A ball is thrown horizontally from the top of
a building 32.3 m high. The ball strikes the
ground at a point 110 m from the base of the
building.
The acceleration of gravity is 9.8 m/s
2
.
Find the time the ball is in motion.
Answer in units of s
H = 0.5g*t^2 = 32.3 m.
4.9t^2 = 32.3
t^2 = 6.59
t = 2.57 s.
To find the time the ball is in motion, we can use the equations of motion and the given information.
First, we can find the initial vertical velocity of the ball. Since the ball is thrown horizontally, the initial vertical velocity is 0 m/s.
Next, let's find the time it takes for the ball to fall from the top of the building to the ground. We can use the equation of motion for vertical motion:
h = (1/2) * g * t^2
where h is the initial height (32.3 m), g is the acceleration due to gravity (-9.8 m/s^2), and t is the time.
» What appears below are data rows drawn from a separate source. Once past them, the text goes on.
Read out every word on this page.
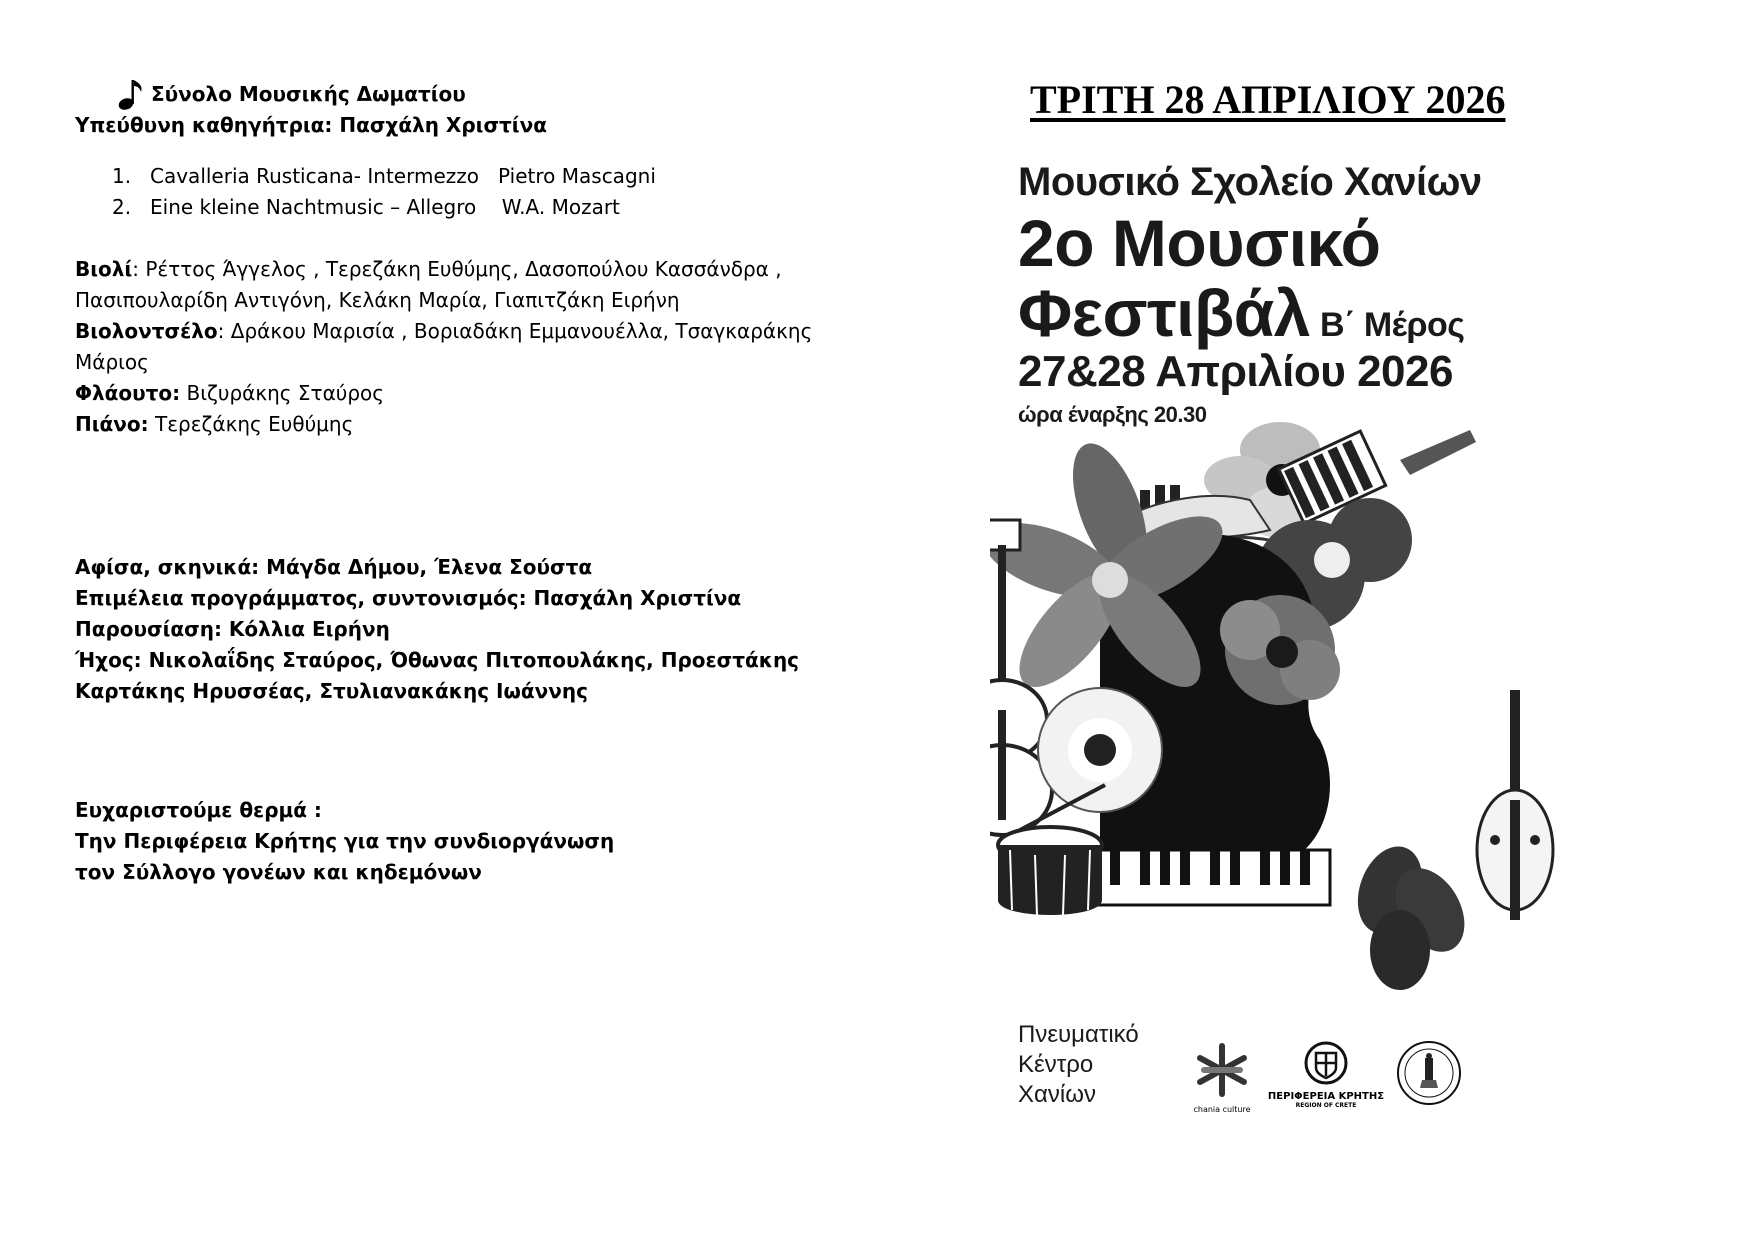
Σύνολο Μουσικής Δωματίου
Υπεύθυνη καθηγήτρια: Πασχάλη Χριστίνα
1. Cavalleria Rusticana- Intermezzo   Pietro Mascagni

2. Eine kleine Nachtmusic – Allegro    W.A. Mozart

Βιολί: Ρέττος Άγγελος , Τερεζάκη Ευθύμης, Δασοπούλου Κασσάνδρα ,
Πασιπουλαρίδη Αντιγόνη, Κελάκη Μαρία, Γιαπιτζάκη Ειρήνη
Βιολοντσέλο: Δράκου Μαρισία , Βοριαδάκη Εμμανουέλλα, Τσαγκαράκης
Μάριος
Φλάουτο: Βιζυράκης Σταύρος
Πιάνο: Τερεζάκης Ευθύμης
Αφίσα, σκηνικά: Μάγδα Δήμου, Έλενα Σούστα
Επιμέλεια προγράμματος, συντονισμός: Πασχάλη Χριστίνα
Παρουσίαση: Κόλλια Ειρήνη
Ήχος: Νικολαΐδης Σταύρος, Όθωνας Πιτοπουλάκης, Προεστάκης
Καρτάκης Ηρυσσέας, Στυλιανακάκης Ιωάννης
Ευχαριστούμε θερμά :
Την Περιφέρεια Κρήτης για την συνδιοργάνωση
τον Σύλλογο γονέων και κηδεμόνων
ΤΡΙΤΗ 28 ΑΠΡΙΛΙΟΥ 2026
Μουσικό Σχολείο Χανίων
2ο Μουσικό
Φεστιβάλ Β΄ Μέρος
27&28 Απριλίου 2026
ώρα έναρξης 20.30
Πνευματικό
Κέντρο
Χανίων
chania culture
ΠΕΡΙΦΕΡΕΙΑ ΚΡΗΤΗΣ
REGION OF CRETE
32.3 = (1/2) * (-9.8) * t^2
Multiplying both sides by 2:
64.6 = -9.8 * t^2
Dividing both sides by -9.8:
t^2 = 6.59693878
Taking the square root of both sides:
t = 2.566 s (rounded to 3 decimal places)
Therefore, the ball is in motion for approximately 2.566 seconds.
To find the time the ball is in motion, we can use the formula for the time of flight of a projectile. The time of flight, or the total time the ball is in motion, can be calculated using the following formula:
time = sqrt(2 * height / g)
Where:
- height is the vertical distance the ball traveled (32.3 m in this case)
- g is the acceleration due to gravity (9.8 m/s^2)
Let's substitute the values into the formula and calculate the time:
time = sqrt(2 * 32.3 / 9.8)
time = sqrt(65.69 / 9.8)
time = sqrt(6.6949)
time ≈ 2.59 seconds
Therefore, the time the ball is in motion is approximately 2.59 seconds.